How do you monitor/alert for spikes of negative events?


Hey everyone. In data we're taking in (SIP call dialogs) we can monitor for negative termination causes. Some are expected, but what we're concerned about is sudden spikes. For instance, if we suddenly see a huge spike in the number of 404 messages, that would indicate a problem and we would want to be notified about it.

So, right now the approach I am rolling around in my head is to do a timechart, and then run a delta against each command. Something like this:

|timechart span=5m count(eval(SIP_CODE="404")) AS 404_COUNT count(eval(SIP_CODE="487")) AS 487_COUNT ....
|delta 404_COUNT
|delta 487_COUNT

But at this point I'm kind of stuck on how to calculate the rolling average and standard deviation to figure out whether an event is a "spike" or not. Statistically speaking if we see a delta which is more than 3 standard deviations from the mean it would be significant, and probably indicate something weird (it'd be in the 99.7th percentile).

I know other folks have worked on similar things, so I'm curious how you approached it.

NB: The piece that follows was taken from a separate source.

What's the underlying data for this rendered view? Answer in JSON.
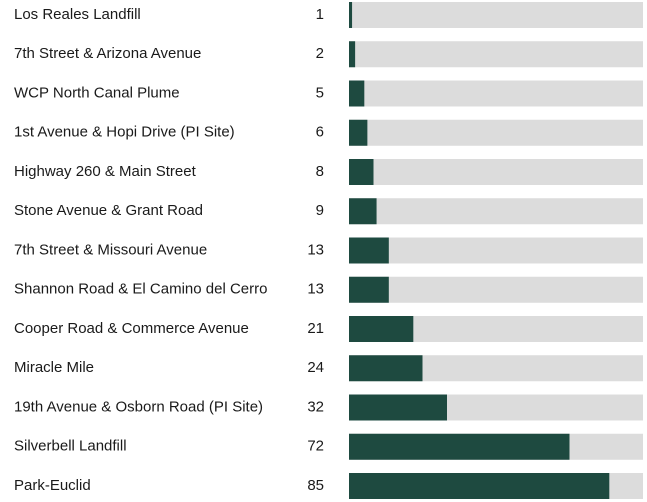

A simple threshold won't work because our numbers grow and wane throughout the day as they're dependent on business hours.

Tags (1)
0 Karma

Re: How do you monitor/alert for spikes of negative events?

0 Karma

Re: How do you monitor/alert for spikes of negative events?


Try this

index=SIP earliest=-24h@m latest=@m
| bucket span=5m _time
| stats count as Today by SIP_CODE _time
| eval time=strptime(strftime(_time,"%H:%M"),"%H:%M")
| fields time SIP_CODE Today
| join time [ search index=SIP earliest=-7d@d latest=-24h@m
      | bucket span=5m _time
      | stats count as simpleCount by SIP_CODE _time
      | eval timespan=strftime(_time,"%H:%M")
      | stats p99(simpleCount) as UpperBound by SIP_CODE timespan
      | eval time=strptime(timespan,"%H:%M")
      | fields time SIP_CODE UpperBound ]
| fieldformat time=strftime(time,"%H:%M")
| table time SIP_CODE Today UpperBound

This computes a count for every 5 minutes of the last 24 hours. Then it computes the 99th percentile count over a 5-minute range across the previous week. Finally it joins the two calculations together and shows them in a table.
To only show the time periods and SIP_CODEs where today's count exceeds the 99th percentile, add the following line at the end of the search

| where Today > UpperBound

If you really want to run this frequently, or use it as the basis of an alert, I would consider using a summary index to calculate and store the 5 minute counts by SIP_CODE... but that is another question. As is "how would you chart this?"

Also, here are two links that may be generally useful for this sort of thing:

And there are many similar, though not identical, questions here on Splunk Answers.